Wirathu nega ter qualquer papel nos tumultos. Porém, seus críticos afirmam que, no mínimo, a sua pregação anti-islamismo está ajudando a inspirar a violência.
O que começou no ano passado às margens da sociedade birmanesa cresceu em um movimento fundamentalista nacional cuja agenda atualmente inclui boicotes às mercadorias feitas por muçulmanos. A sua mensagem está se espalhando através de sermões regulares por todo o país, atraindo milhares de pessoas, e através de DVDs amplamente difundidos dessas palestras. Monastérios budistas associados ao movimento também estão abrindo centros comunitários e programas de escolas dominicais para 60.000 crianças budistas nacionalmente.

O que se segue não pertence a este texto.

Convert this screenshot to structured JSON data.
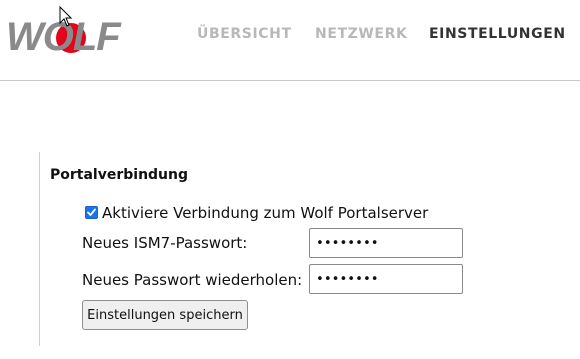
{
  "header": {
    "logo_text": "WOLF",
    "nav": [
      {
        "label": "ÜBERSICHT",
        "active": false
      },
      {
        "label": "NETZWERK",
        "active": false
      },
      {
        "label": "EINSTELLUNGEN",
        "active": true
      }
    ]
  },
  "portal": {
    "section_title": "Portalverbindung",
    "checkbox_label": "Aktiviere Verbindung zum Wolf Portalserver",
    "checkbox_checked": true,
    "new_password_label": "Neues ISM7-Passwort:",
    "new_password_value": "••••••••",
    "repeat_password_label": "Neues Passwort wiederholen:",
    "repeat_password_value": "••••••••",
    "save_label": "Einstellungen speichern"
  },
  "colors": {
    "logo_gray": "#8a8a8a",
    "logo_red": "#e3051b",
    "nav_inactive": "#b8b8b8",
    "nav_active": "#333333",
    "checkbox_accent": "#1a73e8"
  }
}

Os discursos cheios de ódio e violência puseram em perigo o caminho à democracia da Birmânia, levantando dúvidas sobre a capacidade do governo de manter cidades pequenas e grandes em segurança e questionando a sua disposição de reprimir ou processar budistas em um país com maioria budista.
O budismo aparentemente teria um local garantido na Birmânia. Nove de cada 10 pessoas são budistas, assim como são quase todos os líderes do alto escalão do mundo dos negócios, do governo, da força militar e da polícia. Estimativas da minoria muçulmana variam de quatro a oito por cento dos aproximadamente 55 milhões da população birmanesa, enquanto o restante é na maioria cristãos ou hinduístas.

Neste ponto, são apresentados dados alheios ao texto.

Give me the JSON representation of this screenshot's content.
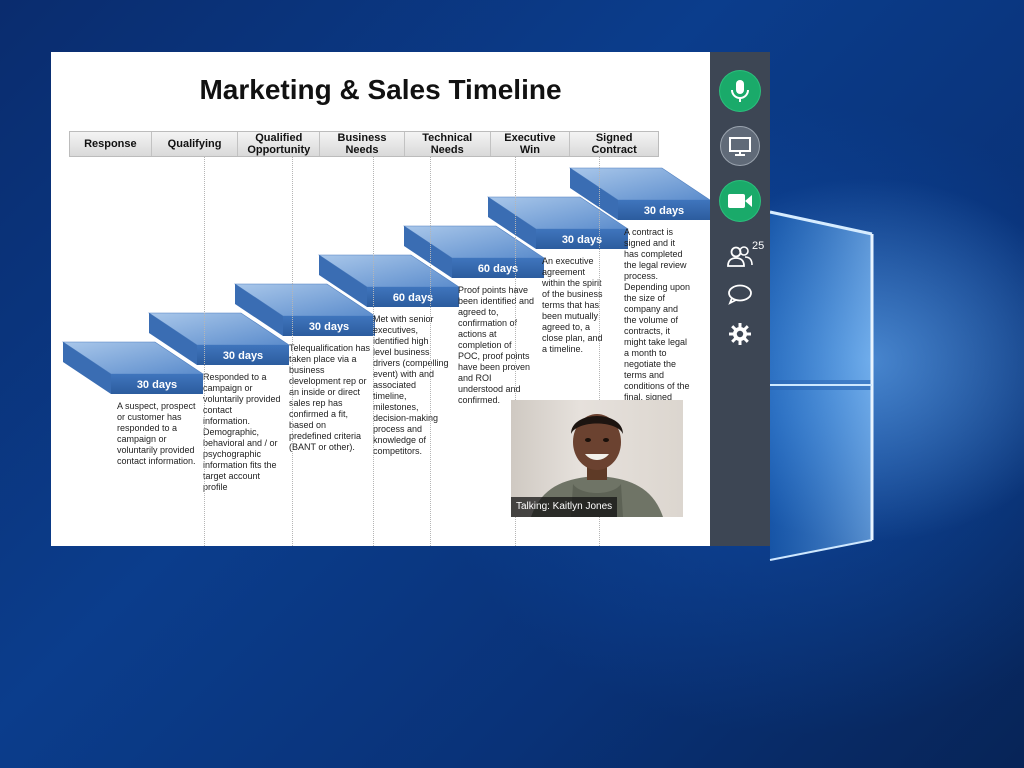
{
  "slide": {
    "title": "Marketing & Sales Timeline",
    "stages": [
      {
        "label": "Response",
        "width": 82
      },
      {
        "label": "Qualifying",
        "width": 87
      },
      {
        "label": "Qualified\nOpportunity",
        "width": 82
      },
      {
        "label": "Business\nNeeds",
        "width": 85
      },
      {
        "label": "Technical\nNeeds",
        "width": 86
      },
      {
        "label": "Executive\nWin",
        "width": 80
      },
      {
        "label": "Signed\nContract",
        "width": 88
      }
    ],
    "steps": [
      {
        "duration": "30 days",
        "description": "A suspect, prospect or customer has responded to a campaign or voluntarily provided contact information."
      },
      {
        "duration": "30 days",
        "description": "Responded to a campaign or voluntarily provided contact information. Demographic, behavioral and / or psychographic information fits the target account profile"
      },
      {
        "duration": "30 days",
        "description": "Telequalification has taken place via a business development rep or an inside or direct sales rep has confirmed a fit, based on predefined criteria (BANT or other)."
      },
      {
        "duration": "60 days",
        "description": "Met with senior executives, identified high level business drivers (compelling event) with and associated timeline, milestones, decision-making process and knowledge of competitors."
      },
      {
        "duration": "60 days",
        "description": "Proof points have been identified and agreed to, confirmation of actions at completion of POC, proof points have been proven and ROI understood and confirmed."
      },
      {
        "duration": "30 days",
        "description": "An executive agreement within the spirit of the business terms that has been mutually agreed to, a close plan, and a timeline."
      },
      {
        "duration": "30 days",
        "description": "A contract is signed and it has completed the legal review process. Depending upon the size of company and the volume of contracts, it might take legal a month to negotiate the terms and conditions of the final, signed contract."
      }
    ]
  },
  "sidebar": {
    "icons": [
      "microphone-icon",
      "screen-share-icon",
      "video-camera-icon",
      "participants-icon",
      "chat-icon",
      "gear-icon"
    ],
    "participants_count": "25",
    "colors": {
      "active": "#1aaa6a",
      "panel": "#3d4654"
    }
  },
  "video": {
    "talking_label": "Talking: Kaitlyn Jones"
  }
}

No entanto, Wirathu, que se descreve como nacionalista, afirma que o budismo está sitiado pelos muçulmanos, que estão tendo mais filhos que os budistas e comprando suas terras. Em parte, ele está explorando as queixas históricas que datam da época em que o país era colonizado pelo Império Britânico quando os indianos, muitos deles muçulmanos, foram trazidos para o país como trabalhadores civis e como soldados.
As mensagens rígidas e nacionalistas que ele tem difundido inquietaram budistas de outros países.
O Dalai Lama, após os tumultos em março, disse que matar em nome da religião era "impensável" e exortou os budistas birmaneses a contemplar o rosto de Buda para orientação.
Phra Paisal Visalo, acadêmico budista e monge proeminente na vizinha Tailândia, afirma que a noção de "nós e eles" promovida pelos monges radicais da Birmânia é anátema para o budismo. Por outro lado, lamentou que a sua crítica e a de outras lideranças budistas de fora do país tenha tido "muito pouco impacto".
— Os monges das Birmânia são bastante isolados e têm um relacionamento distante de budistas de outras partes do mundo — Phra Paisal disse.
Uma exceção é Sri Lanka, outro país historicamente atormentado por conflitos étnicos. Os monges birmaneses foram inspirados pelo firme papel político desempenhado pelos monges do Sri Lanka, país de maioria budista.
Conforme a Birmânia polarizava-se, surgiam sinais nascentes da rejeição às pregações anti-islâmicas.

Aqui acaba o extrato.